Warm Quinoa Bowl Carrots Peas (Printable Version)

Nutty quinoa paired with roasted carrots, green peas, and fresh herbs in a vibrant warm bowl.

# What You Need:

→ Grains

01 - 1 cup quinoa, rinsed
02 - 2 cups water or vegetable broth

→ Vegetables

03 - 4 medium carrots, peeled and sliced into 1/2-inch rounds
04 - 1 cup green peas, fresh or frozen
05 - 1 small red onion, sliced
06 - 2 tablespoons olive oil

→ Dressing

07 - 2 tablespoons olive oil
08 - 1 tablespoon fresh lemon juice
09 - 1 teaspoon Dijon mustard
10 - 1 teaspoon honey or maple syrup
11 - Salt and freshly ground black pepper to taste

→ Garnish

12 - 2 tablespoons fresh parsley, chopped
13 - 1/4 cup crumbled feta cheese, optional
14 - 2 tablespoons toasted pumpkin seeds, optional

# How To Make:

01 - Preheat oven to 400°F.
02 - Toss carrots and red onion with 2 tablespoons olive oil, salt, and pepper on a baking sheet. Roast for 25 to 30 minutes, turning halfway through, until tender and lightly caramelized.
03 - Combine quinoa and water or broth in a medium saucepan. Bring to a boil, then reduce heat, cover, and simmer for 15 minutes or until quinoa is fluffy and liquid is absorbed. Remove from heat and let sit covered for 5 minutes. Fluff with a fork.
04 - If using frozen peas, blanch in boiling water for 2 minutes, then drain. If fresh, steam until just tender.
05 - In a small bowl, whisk together olive oil, lemon juice, Dijon mustard, honey, salt, and pepper.
06 - Divide cooked quinoa among serving bowls. Top with roasted carrots, red onion, and green peas. Drizzle with dressing.
07 - Garnish with parsley, feta cheese, and pumpkin seeds if desired.
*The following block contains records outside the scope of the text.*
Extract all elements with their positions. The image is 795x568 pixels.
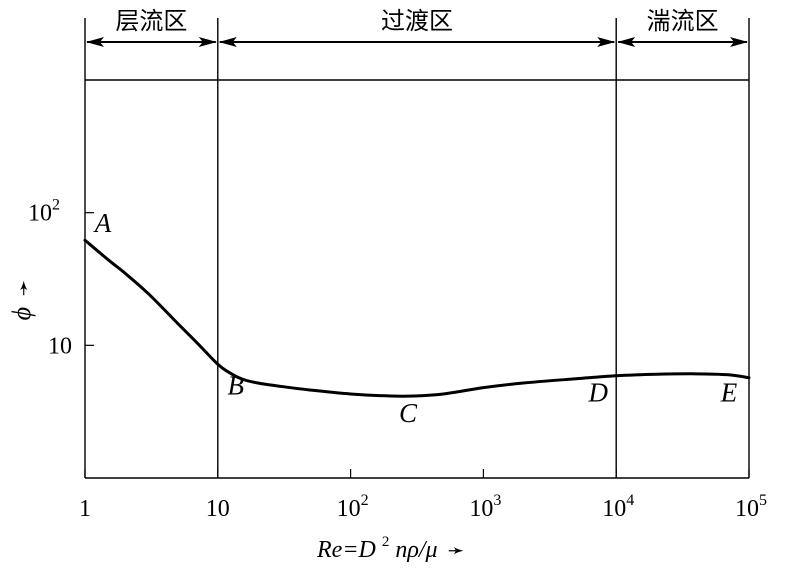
- series-layer: [83, 238, 751, 398]
- region-arrowhead-right: [198, 37, 217, 47]
- region-arrowhead-left: [617, 37, 636, 47]
- region-label: 湍流区: [647, 7, 719, 35]
- point-label-b: B: [228, 370, 245, 400]
- region-arrowhead-right: [597, 37, 616, 47]
- x-tick-label: 102: [337, 492, 369, 522]
- x-tick-label: 104: [602, 492, 634, 522]
- point-label-a: A: [93, 208, 112, 238]
- axis-ticks: 1 10 102 103 104 105 10 102: [28, 197, 767, 522]
- y-tick-label: 102: [28, 197, 60, 227]
- x-axis-label-arrow: ➛: [448, 540, 465, 562]
- region-arrowhead-right: [730, 37, 748, 47]
- x-axis-label-post: nρ/μ: [395, 537, 437, 563]
- plot-frame: [84, 18, 750, 479]
- point-label-e: E: [720, 378, 738, 408]
- point-labels: A B C D E: [93, 208, 738, 428]
- series-line: [83, 238, 751, 398]
- point-label-c: C: [399, 398, 418, 428]
- region-arrowhead-left: [86, 37, 104, 47]
- x-tick-label: 10: [206, 496, 230, 522]
- x-axis-label-sup: 2: [382, 534, 390, 550]
- y-axis-label: ϕ ➛: [7, 280, 36, 321]
- y-axis-arrow: ➛: [13, 280, 35, 297]
- point-label-d: D: [587, 378, 608, 408]
- region-arrowhead-left: [218, 37, 237, 47]
- region-label: 过渡区: [381, 7, 453, 35]
- y-tick-label: 10: [48, 333, 72, 359]
- y-axis-symbol: ϕ: [7, 307, 36, 320]
- region-bands: 层流区 过渡区 湍流区: [86, 4, 748, 478]
- x-tick-label: 1: [79, 496, 91, 522]
- x-tick-label: 103: [469, 492, 501, 522]
- x-tick-label: 105: [735, 492, 767, 522]
- x-axis-label-pre: Re=D: [316, 537, 376, 563]
- region-label: 层流区: [115, 7, 187, 35]
- x-axis-label: Re=D 2 nρ/μ ➛: [316, 526, 464, 563]
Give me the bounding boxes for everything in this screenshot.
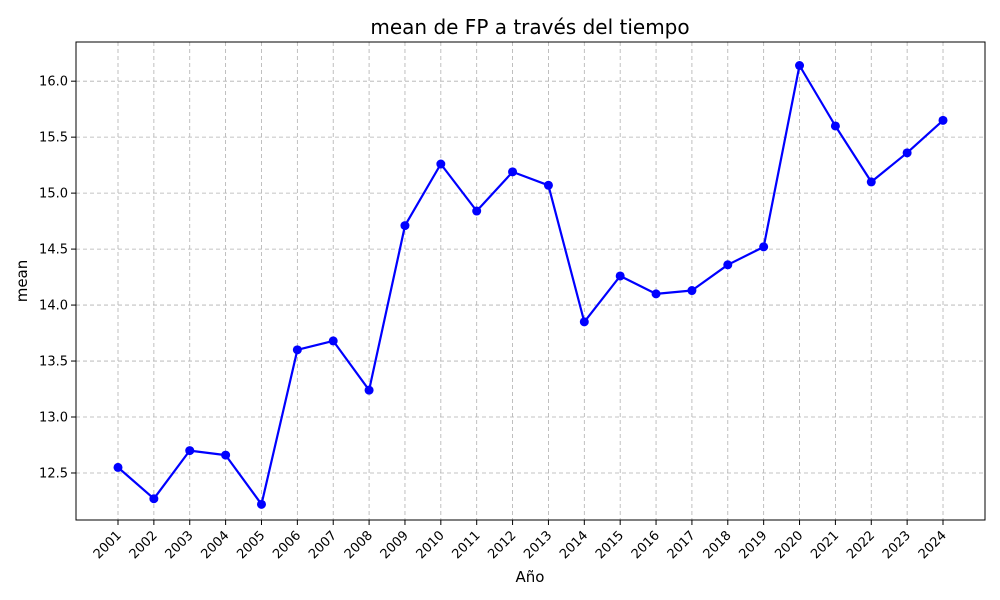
data-point <box>508 167 518 177</box>
y-tick-label: 14.5 <box>39 243 68 258</box>
series-line <box>117 64 944 506</box>
data-point <box>543 180 553 190</box>
data-point <box>830 121 840 131</box>
data-point <box>400 221 410 231</box>
data-point <box>651 289 661 299</box>
data-point <box>759 242 769 252</box>
data-point <box>292 345 302 355</box>
y-tick-label: 15.0 <box>39 187 68 202</box>
data-point <box>328 336 338 346</box>
data-point <box>579 317 589 327</box>
data-point <box>866 177 876 187</box>
data-point <box>615 271 625 281</box>
chart-title: mean de FP a través del tiempo <box>370 15 689 39</box>
y-tick-label: 13.0 <box>39 411 68 426</box>
data-point <box>436 159 446 169</box>
y-tick-label: 15.5 <box>39 131 68 146</box>
data-point <box>364 385 374 395</box>
x-axis-label: Año <box>516 568 545 586</box>
y-tick-label: 12.5 <box>39 466 68 481</box>
data-point <box>221 450 231 460</box>
data-point <box>185 446 195 456</box>
data-point <box>149 494 159 504</box>
y-tick-label: 14.0 <box>39 299 68 314</box>
data-point <box>795 61 805 71</box>
data-point <box>472 206 482 216</box>
y-tick-label: 16.0 <box>39 75 68 90</box>
data-point <box>113 462 123 472</box>
data-point <box>687 286 697 296</box>
series-layer <box>113 61 948 509</box>
y-tick-label: 13.5 <box>39 355 68 370</box>
y-axis-label: mean <box>13 260 31 303</box>
y-axis-ticks: 12.5 13.0 13.5 14.0 14.5 15.0 15.5 16.0 <box>39 75 76 481</box>
data-point <box>256 499 266 509</box>
data-point <box>723 260 733 270</box>
data-point <box>938 115 948 125</box>
grid-lines <box>76 42 985 520</box>
data-point <box>902 148 912 158</box>
plot-frame <box>75 41 986 521</box>
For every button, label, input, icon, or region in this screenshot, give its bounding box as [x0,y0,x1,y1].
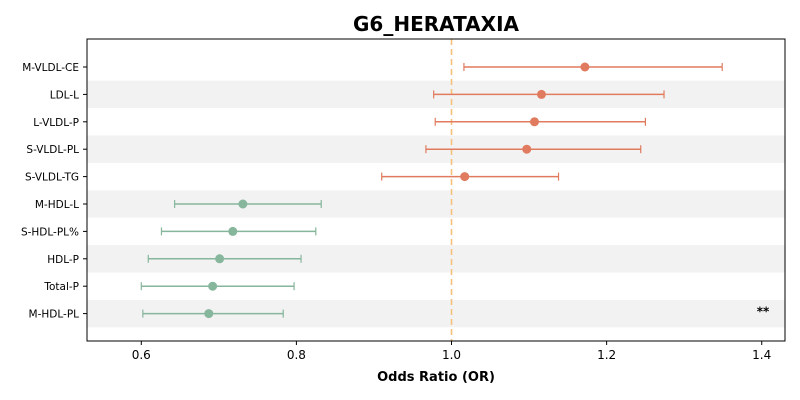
or-point [204,309,214,319]
y-tick-label: S-HDL-PL% [21,226,79,238]
y-tick-label: M-HDL-L [35,199,79,211]
x-tick-label: 1.0 [442,348,461,362]
x-tick-label: 0.6 [132,348,151,362]
or-point [536,89,546,99]
x-ticks: 0.6 0.8 1.0 1.2 1.4 [132,341,771,362]
or-point [529,117,539,127]
annotations: ** [757,305,770,319]
y-tick-label: LDL-L [50,89,79,101]
or-point [238,199,248,209]
x-tick-label: 0.8 [287,348,306,362]
y-tick-label: S-VLDL-PL [26,144,79,156]
x-tick-label: 1.2 [597,348,616,362]
or-point [522,144,532,154]
y-tick-labels: M-VLDL-CE LDL-L L-VLDL-P S-VLDL-PL S-VLDL-TG… [21,62,87,321]
significance-annotation: ** [757,305,770,319]
x-tick-label: 1.4 [752,348,771,362]
or-point [228,226,238,236]
or-point [208,281,218,291]
point-estimates [204,62,590,319]
y-tick-label: Total-P [43,281,79,293]
y-tick-label: S-VLDL-TG [25,172,79,184]
or-point [460,172,470,182]
plot-frame [86,38,786,342]
chart-title: G6_HERATAXIA [353,12,519,36]
y-tick-label: L-VLDL-P [33,117,79,129]
y-tick-label: M-VLDL-CE [22,62,79,74]
or-point [580,62,590,72]
or-point [215,254,225,264]
error-bars [140,63,723,318]
y-tick-label: M-HDL-PL [29,309,80,321]
x-axis-label: Odds Ratio (OR) [377,370,495,385]
y-tick-label: HDL-P [47,254,79,266]
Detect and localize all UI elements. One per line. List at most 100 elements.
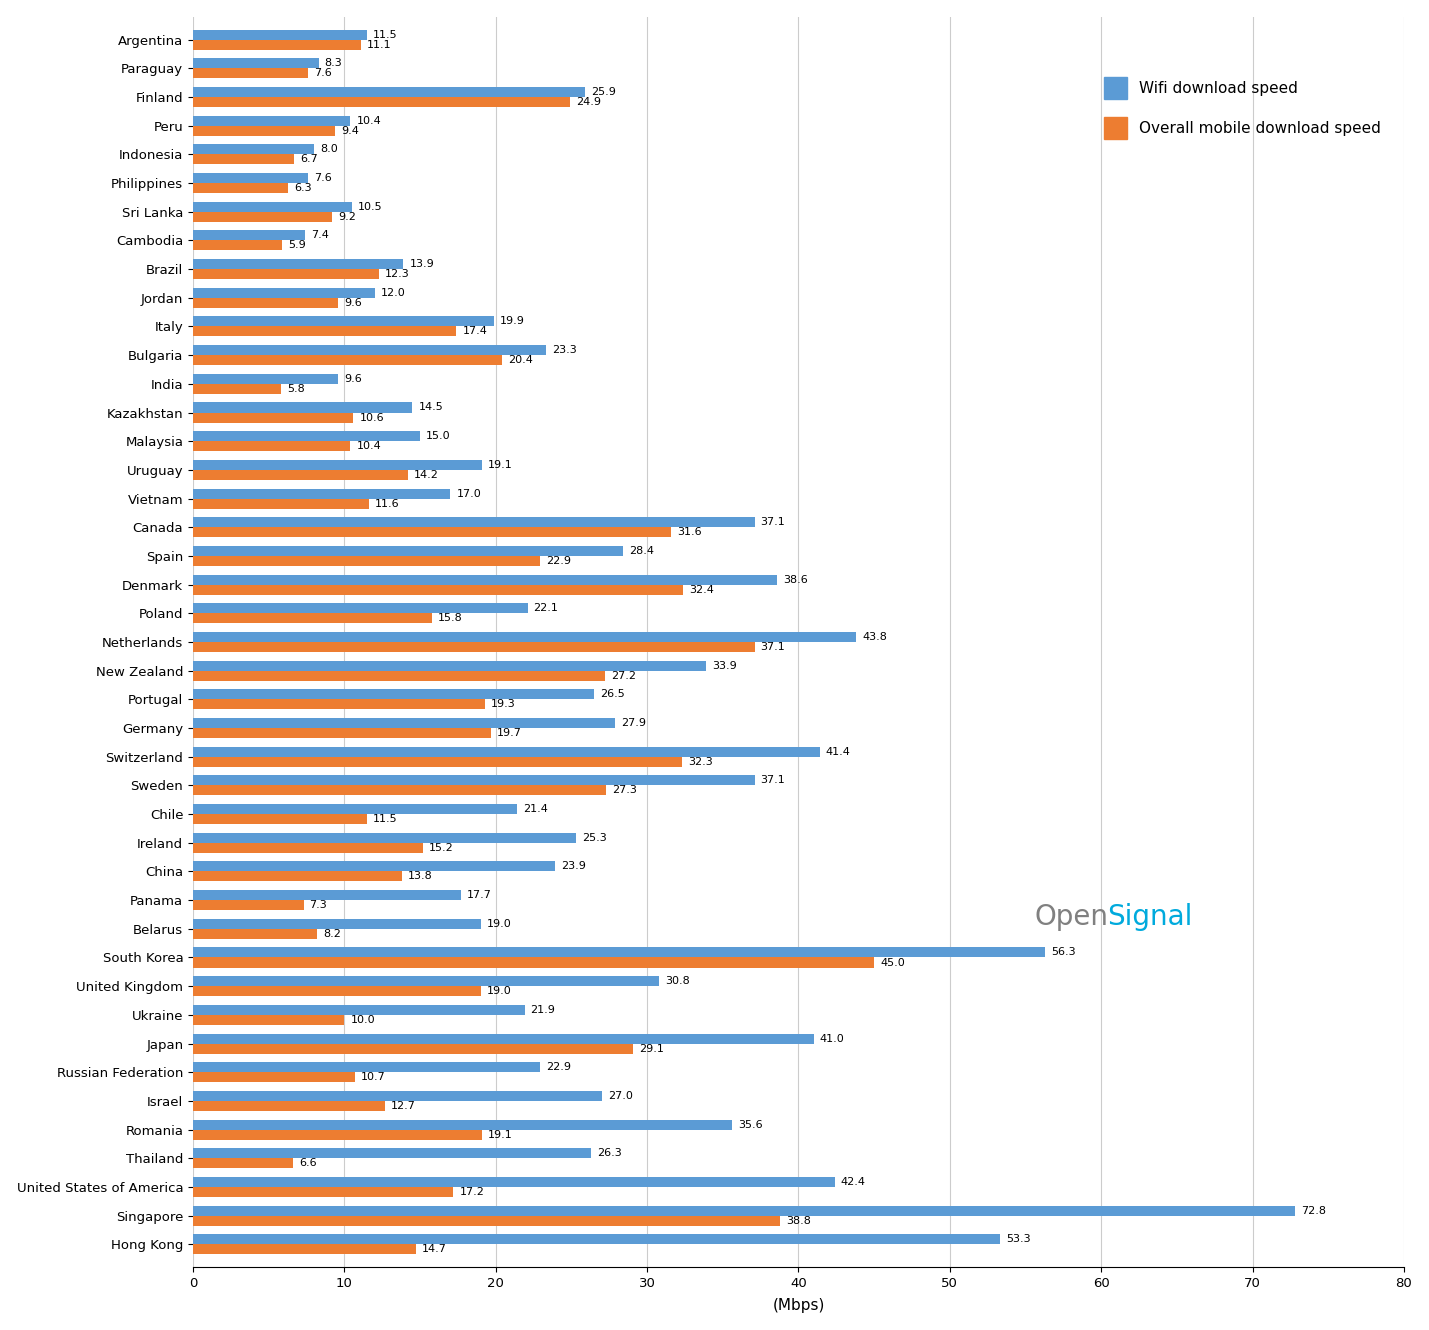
Bar (193, 469, 407, 480)
Text: 10.6: 10.6 (360, 412, 384, 423)
Text: 10.4: 10.4 (356, 442, 382, 451)
Bar (193, 1186, 453, 1197)
Text: 21.9: 21.9 (530, 1005, 556, 1015)
Bar (193, 40, 362, 49)
Bar (193, 786, 606, 795)
Bar (193, 230, 304, 241)
Text: 27.9: 27.9 (622, 718, 646, 728)
Text: 19.9: 19.9 (500, 317, 526, 326)
Text: 37.1: 37.1 (760, 642, 786, 652)
Bar (193, 1101, 386, 1111)
Text: 22.1: 22.1 (533, 604, 559, 613)
Bar (193, 412, 353, 423)
Bar (193, 384, 282, 394)
Text: 6.3: 6.3 (294, 184, 312, 193)
Bar (193, 1091, 602, 1101)
Bar (193, 125, 336, 136)
Text: 15.2: 15.2 (429, 843, 454, 853)
X-axis label: (Mbps): (Mbps) (772, 1298, 825, 1313)
Text: 32.3: 32.3 (687, 757, 713, 766)
Text: 24.9: 24.9 (576, 97, 602, 106)
Bar (193, 211, 333, 222)
Bar (193, 1158, 293, 1168)
Text: 37.1: 37.1 (760, 775, 786, 786)
Bar (193, 527, 672, 537)
Bar (193, 976, 659, 986)
Text: 17.4: 17.4 (463, 326, 487, 336)
Bar (193, 700, 486, 709)
Text: 45.0: 45.0 (880, 958, 905, 967)
Text: 12.3: 12.3 (386, 269, 410, 279)
Text: 12.7: 12.7 (392, 1101, 416, 1111)
Bar (193, 843, 423, 853)
Bar (193, 1234, 1000, 1245)
Bar (193, 757, 682, 767)
Bar (193, 585, 683, 595)
Text: 19.0: 19.0 (487, 987, 512, 996)
Bar (193, 59, 319, 68)
Text: 42.4: 42.4 (840, 1177, 866, 1186)
Bar (193, 374, 339, 384)
Bar (193, 298, 339, 307)
Bar (193, 1245, 416, 1254)
Bar (193, 1015, 344, 1025)
Text: 29.1: 29.1 (640, 1044, 664, 1053)
Bar (193, 642, 755, 652)
Text: 19.3: 19.3 (492, 700, 516, 709)
Text: Open: Open (1035, 903, 1109, 931)
Text: 13.8: 13.8 (407, 871, 433, 882)
Text: 20.4: 20.4 (507, 355, 533, 366)
Bar (193, 29, 367, 40)
Legend: Wifi download speed, Overall mobile download speed: Wifi download speed, Overall mobile down… (1089, 61, 1396, 154)
Bar (193, 442, 350, 451)
Text: 23.3: 23.3 (552, 344, 576, 355)
Bar (193, 545, 623, 556)
Bar (193, 1148, 592, 1158)
Text: 22.9: 22.9 (546, 556, 570, 567)
Text: 41.0: 41.0 (820, 1033, 845, 1044)
Text: 17.0: 17.0 (456, 488, 482, 499)
Text: 10.0: 10.0 (350, 1015, 374, 1025)
Bar (193, 986, 480, 996)
Text: 19.7: 19.7 (497, 728, 522, 738)
Bar (193, 86, 584, 97)
Bar (193, 890, 462, 900)
Bar (193, 431, 420, 442)
Bar (193, 746, 820, 757)
Text: 12.0: 12.0 (380, 287, 406, 298)
Bar (193, 928, 317, 939)
Text: 5.8: 5.8 (287, 384, 304, 394)
Text: 17.7: 17.7 (467, 890, 492, 900)
Text: 19.1: 19.1 (489, 1129, 513, 1140)
Text: 14.2: 14.2 (414, 469, 439, 480)
Text: 25.9: 25.9 (592, 86, 616, 97)
Text: 27.2: 27.2 (610, 670, 636, 681)
Bar (193, 1005, 524, 1015)
Text: 7.6: 7.6 (314, 68, 332, 78)
Text: 33.9: 33.9 (712, 661, 737, 670)
Bar (193, 269, 379, 279)
Text: 13.9: 13.9 (410, 259, 434, 269)
Bar (193, 287, 374, 298)
Bar (193, 862, 554, 871)
Bar (193, 173, 309, 184)
Text: 26.5: 26.5 (600, 689, 624, 700)
Text: 56.3: 56.3 (1052, 947, 1076, 958)
Text: 25.3: 25.3 (582, 833, 607, 843)
Text: 5.9: 5.9 (289, 241, 306, 250)
Bar (193, 833, 576, 843)
Bar (193, 775, 755, 786)
Text: 31.6: 31.6 (677, 527, 702, 537)
Text: 9.4: 9.4 (342, 125, 359, 136)
Text: 7.3: 7.3 (310, 900, 327, 910)
Text: 11.5: 11.5 (373, 814, 397, 825)
Text: 14.5: 14.5 (419, 403, 443, 412)
Text: 19.0: 19.0 (487, 919, 512, 928)
Text: 10.5: 10.5 (359, 202, 383, 211)
Bar (193, 460, 482, 469)
Text: 8.2: 8.2 (323, 928, 342, 939)
Bar (193, 1072, 354, 1083)
Bar (193, 556, 540, 567)
Bar (193, 241, 283, 250)
Bar (193, 919, 480, 928)
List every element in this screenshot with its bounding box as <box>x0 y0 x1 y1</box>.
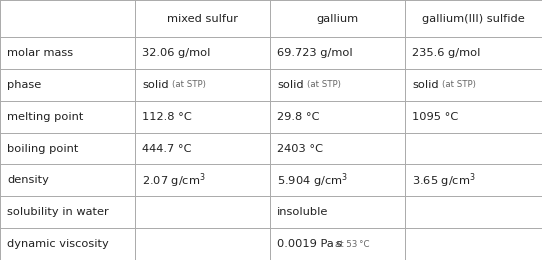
Text: 29.8 °C: 29.8 °C <box>277 112 319 122</box>
Text: 112.8 °C: 112.8 °C <box>142 112 192 122</box>
Text: solid: solid <box>412 80 438 90</box>
Text: solid: solid <box>277 80 304 90</box>
Text: melting point: melting point <box>7 112 83 122</box>
Text: 3.65 g/cm$^3$: 3.65 g/cm$^3$ <box>412 171 476 190</box>
Text: (at STP): (at STP) <box>307 80 341 89</box>
Text: solid: solid <box>142 80 169 90</box>
Text: 2.07 g/cm$^3$: 2.07 g/cm$^3$ <box>142 171 206 190</box>
Text: 0.0019 Pa s: 0.0019 Pa s <box>277 239 342 249</box>
Text: mixed sulfur: mixed sulfur <box>167 14 238 23</box>
Text: gallium(III) sulfide: gallium(III) sulfide <box>422 14 525 23</box>
Text: 69.723 g/mol: 69.723 g/mol <box>277 48 353 58</box>
Text: gallium: gallium <box>317 14 359 23</box>
Text: 444.7 °C: 444.7 °C <box>142 144 191 153</box>
Text: density: density <box>7 175 49 185</box>
Text: 5.904 g/cm$^3$: 5.904 g/cm$^3$ <box>277 171 348 190</box>
Text: 235.6 g/mol: 235.6 g/mol <box>412 48 480 58</box>
Text: dynamic viscosity: dynamic viscosity <box>7 239 109 249</box>
Text: (at STP): (at STP) <box>442 80 476 89</box>
Text: 1095 °C: 1095 °C <box>412 112 458 122</box>
Text: molar mass: molar mass <box>7 48 73 58</box>
Text: (at STP): (at STP) <box>172 80 206 89</box>
Text: at 53 °C: at 53 °C <box>335 239 370 249</box>
Text: phase: phase <box>7 80 41 90</box>
Text: 32.06 g/mol: 32.06 g/mol <box>142 48 210 58</box>
Text: insoluble: insoluble <box>277 207 328 217</box>
Text: boiling point: boiling point <box>7 144 79 153</box>
Text: 2403 °C: 2403 °C <box>277 144 323 153</box>
Text: solubility in water: solubility in water <box>7 207 109 217</box>
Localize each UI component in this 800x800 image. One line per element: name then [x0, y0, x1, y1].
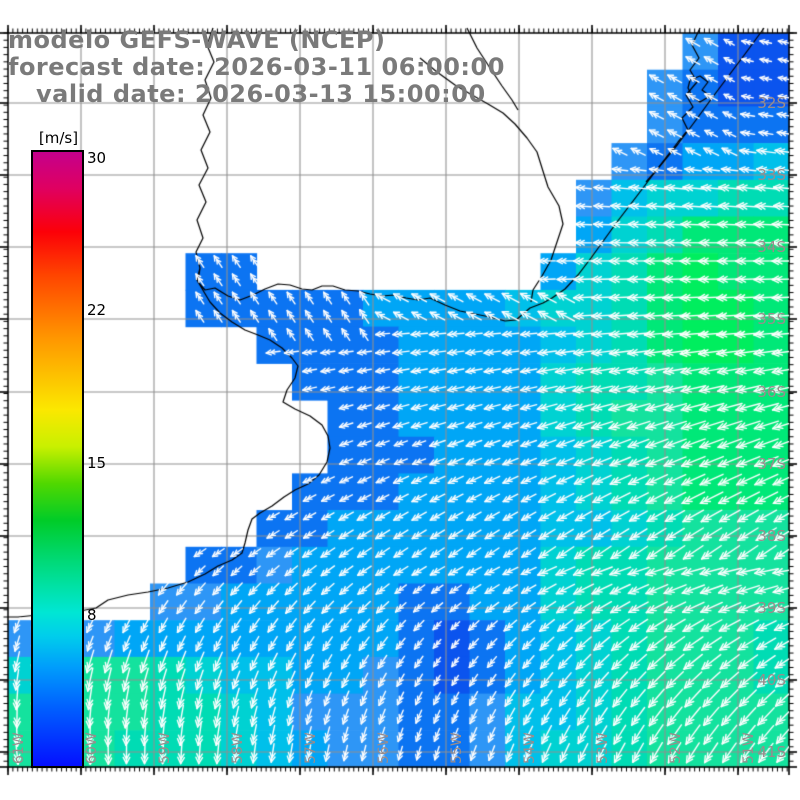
lon-label: 52W	[668, 732, 684, 764]
lat-label: 41S	[757, 743, 786, 761]
lat-label: 37S	[757, 455, 786, 473]
lat-label: 36S	[757, 383, 786, 401]
lat-label: 33S	[757, 166, 786, 184]
lon-label: 56W	[376, 732, 392, 764]
lon-label: 55W	[449, 732, 465, 764]
lat-label: 35S	[757, 310, 786, 328]
lat-label: 38S	[757, 527, 786, 545]
lon-label: 53W	[595, 732, 611, 764]
colorbar-tick-label: 15	[87, 454, 107, 472]
colorbar-unit-label: [m/s]	[38, 129, 79, 147]
lon-label: 58W	[230, 732, 246, 764]
lat-label: 40S	[757, 671, 786, 689]
lon-label: 60W	[84, 732, 100, 764]
lat-label: 39S	[757, 599, 786, 617]
colorbar	[31, 150, 84, 768]
lon-label: 54W	[522, 732, 538, 764]
lon-label: 57W	[303, 732, 319, 764]
lat-label: 34S	[757, 238, 786, 256]
colorbar-tick-label: 22	[87, 301, 107, 319]
colorbar-gradient	[33, 152, 82, 766]
lon-label: 61W	[11, 732, 27, 764]
lat-label: 32S	[757, 94, 786, 112]
colorbar-tick-label: 8	[87, 606, 97, 624]
colorbar-tick-label: 30	[87, 149, 107, 167]
lon-label: 59W	[157, 732, 173, 764]
lon-label: 51W	[741, 732, 757, 764]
Serve warm.

# Expert Tips:

01 -
  • It's the kind of meal that looks fancy but comes together in under an hour, making weeknight dinners feel less like a chore.
  • You can taste each component—the nuttiness of quinoa, the almost candy-like sweetness of roasted carrots—rather than everything blending into one confusing texture.
  • Leftovers stay fresh and actually taste better the next day when the dressing has had time to settle into everything.
02 -
  • Rinsing the quinoa really does make a difference—skip this step and you'll taste a slightly bitter, soapy coating that no amount of seasoning can fix.
  • Don't skip the resting period after cooking quinoa; those 5 minutes covered allow any remaining moisture to be absorbed, resulting in individual fluffy grains instead of a mushy mess.
  • The vegetables are best when roasted at a high temperature and left undisturbed for at least the first half of cooking, which allows the bottoms to caramelize properly.
03 -
  • Pat the roasted vegetables dry slightly before assembling if you made them ahead and they've released moisture, which prevents the bowl from becoming watery.
  • Toast your pumpkin seeds in a dry pan for just a couple of minutes before using them, which amplifies their flavor and makes them feel like a deliberate choice rather than an afterthought.
  • If you're meal prepping, keep the dressing separate and pack it in a small container, then dress the bowl right before eating to maintain the best texture.